Google Cloud Professional Data Engineer — Question 68
A data scientist has created a BigQuery ML model and asks you to create an ML pipeline to serve predictions. You have a REST API application with the requirement to serve predictions for an individual user ID with latency under 100 milliseconds. You use the following query to generate predictions: SELECT predicted_label, user_id FROM ML.PREDICT (MODEL 'dataset.model', table user_features). How should you create the ML pipeline?
Answer options
- A. Add a WHERE clause to the query, and grant the BigQuery Data Viewer role to the application service account.
- B. Create an Authorized View with the provided query. Share the dataset that contains the view with the application service account.
- C. Create a Dataflow pipeline using BigQueryIO to read results from the query. Grant the Dataflow Worker role to the application service account.

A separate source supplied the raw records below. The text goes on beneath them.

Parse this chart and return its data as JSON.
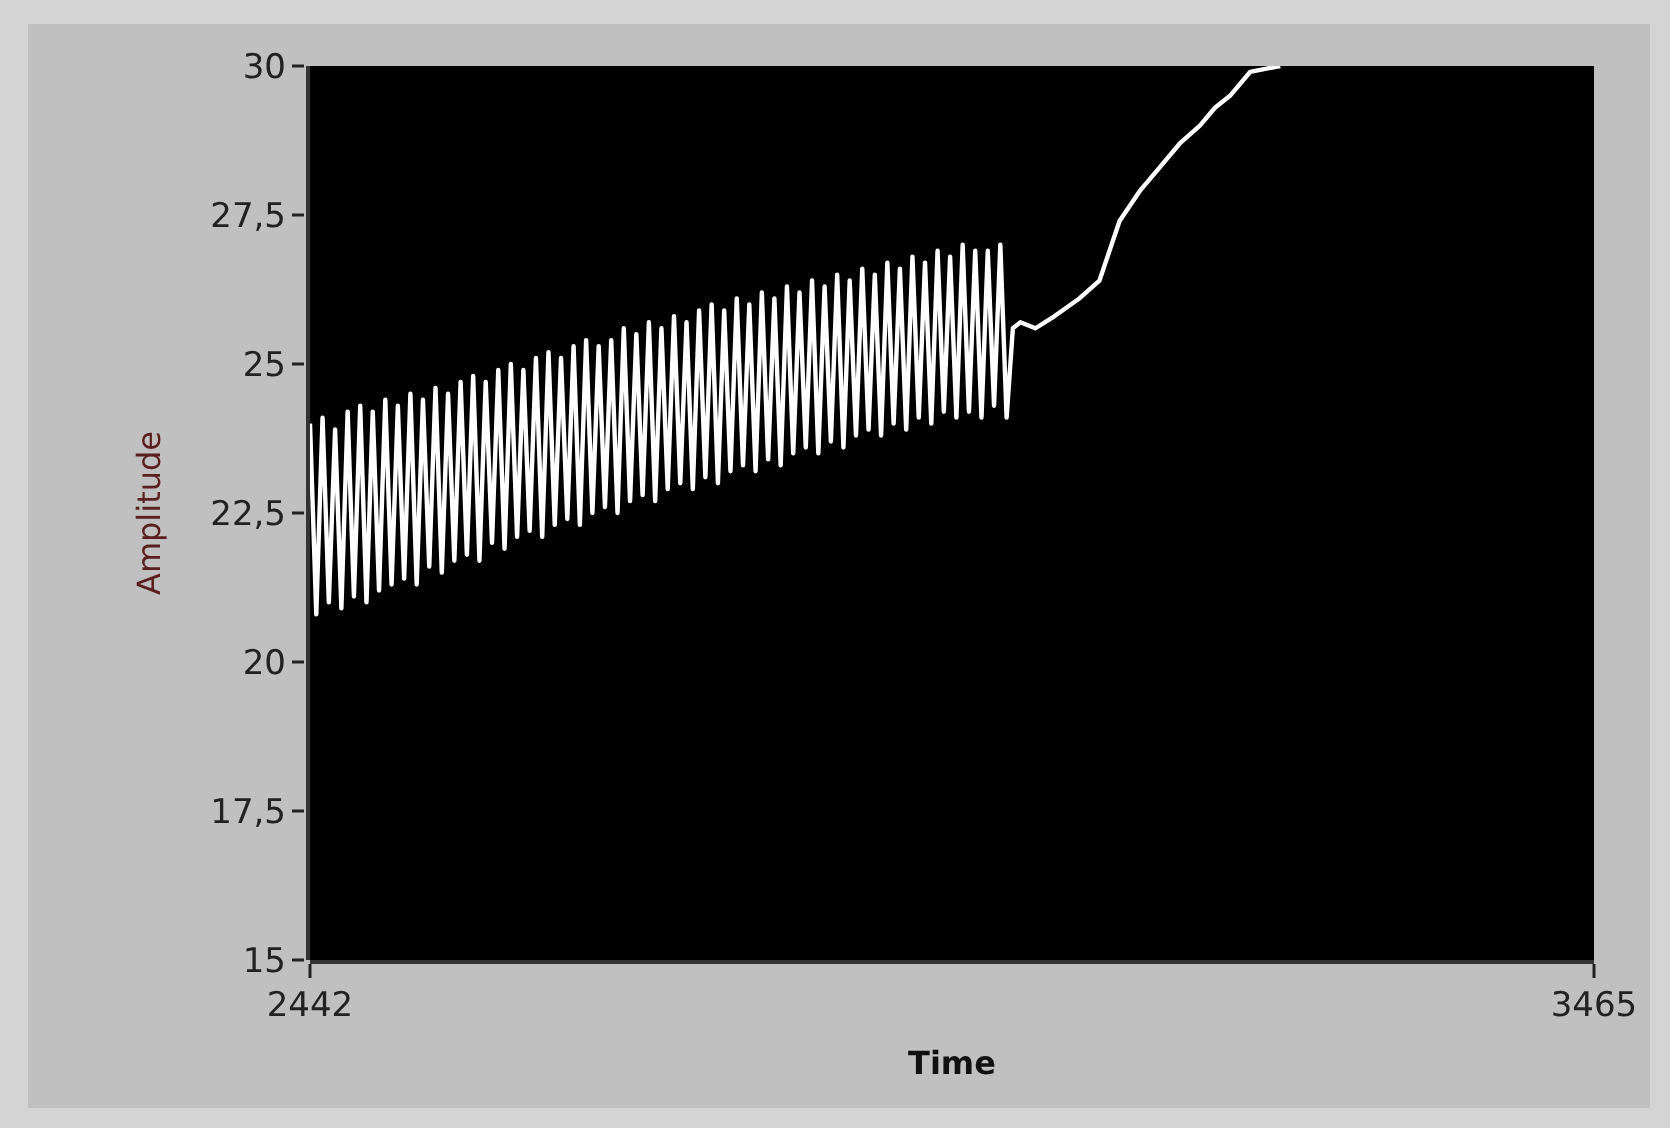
{
  "chart_data": {
    "type": "line",
    "xlabel": "Time",
    "ylabel": "Amplitude",
    "xlim": [
      2442,
      3465
    ],
    "xticks": [
      2442,
      3465
    ],
    "ylim": [
      15,
      30
    ],
    "yticks": [
      15,
      {
        "value": 17.5,
        "label": "17,5"
      },
      20,
      {
        "value": 22.5,
        "label": "22,5"
      },
      25,
      {
        "value": 27.5,
        "label": "27,5"
      },
      30
    ],
    "grid": false,
    "series": [
      {
        "color": "#ffffff",
        "x": [
          2442,
          2447,
          2452,
          2457,
          2462,
          2467,
          2472,
          2477,
          2482,
          2487,
          2492,
          2497,
          2502,
          2507,
          2512,
          2517,
          2522,
          2527,
          2532,
          2537,
          2542,
          2547,
          2552,
          2557,
          2562,
          2567,
          2572,
          2577,
          2582,
          2587,
          2592,
          2597,
          2602,
          2607,
          2612,
          2617,
          2622,
          2627,
          2632,
          2637,
          2642,
          2647,
          2652,
          2657,
          2662,
          2667,
          2672,
          2677,
          2682,
          2687,
          2692,
          2697,
          2702,
          2707,
          2712,
          2717,
          2722,
          2727,
          2732,
          2737,
          2742,
          2747,
          2752,
          2757,
          2762,
          2767,
          2772,
          2777,
          2782,
          2787,
          2792,
          2797,
          2802,
          2807,
          2812,
          2817,
          2822,
          2827,
          2832,
          2837,
          2842,
          2847,
          2852,
          2857,
          2862,
          2867,
          2872,
          2877,
          2882,
          2887,
          2892,
          2897,
          2902,
          2907,
          2912,
          2917,
          2922,
          2927,
          2932,
          2937,
          2942,
          2947,
          2952,
          2957,
          2962,
          2967,
          2972,
          2977,
          2982,
          2987,
          2992,
          2997,
          3002,
          3008,
          3020,
          3035,
          3055,
          3071,
          3087,
          3103,
          3119,
          3135,
          3151,
          3163,
          3175,
          3191,
          3215
        ],
        "values": [
          24.0,
          20.8,
          24.1,
          21.0,
          23.9,
          20.9,
          24.2,
          21.1,
          24.3,
          21.0,
          24.2,
          21.2,
          24.4,
          21.3,
          24.3,
          21.4,
          24.5,
          21.3,
          24.4,
          21.6,
          24.6,
          21.5,
          24.5,
          21.7,
          24.7,
          21.8,
          24.8,
          21.7,
          24.7,
          22.0,
          24.9,
          21.9,
          25.0,
          22.1,
          24.9,
          22.2,
          25.1,
          22.1,
          25.2,
          22.3,
          25.1,
          22.4,
          25.3,
          22.3,
          25.4,
          22.5,
          25.3,
          22.6,
          25.4,
          22.5,
          25.6,
          22.7,
          25.5,
          22.8,
          25.7,
          22.7,
          25.6,
          22.9,
          25.8,
          23.0,
          25.7,
          22.9,
          25.9,
          23.1,
          26.0,
          23.0,
          25.9,
          23.2,
          26.1,
          23.3,
          26.0,
          23.2,
          26.2,
          23.4,
          26.1,
          23.3,
          26.3,
          23.5,
          26.2,
          23.6,
          26.4,
          23.5,
          26.3,
          23.7,
          26.5,
          23.6,
          26.4,
          23.8,
          26.6,
          23.9,
          26.5,
          23.8,
          26.7,
          24.0,
          26.6,
          23.9,
          26.8,
          24.1,
          26.7,
          24.0,
          26.9,
          24.2,
          26.8,
          24.1,
          27.0,
          24.2,
          26.9,
          24.1,
          26.9,
          24.3,
          27.0,
          24.1,
          25.6,
          25.7,
          25.6,
          25.8,
          26.1,
          26.4,
          27.4,
          27.9,
          28.3,
          28.7,
          29.0,
          29.3,
          29.5,
          29.9,
          30.0
        ]
      }
    ]
  }
}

- D. Create a Dataflow pipeline using BigQueryIO to read predictions for all users from the query. Write the results to Bigtable using BigtableIO. Grant the Bigtable Reader role to the application service account so that the application can read predictions for individual users from Bigtable.
Correct answer: D
Explanation
Option D is correct because it allows for efficient storage and retrieval of predictions for individual users while meeting the latency requirements. The other options either do not satisfy the performance constraints or do not provide a scalable solution for serving predictions effectively.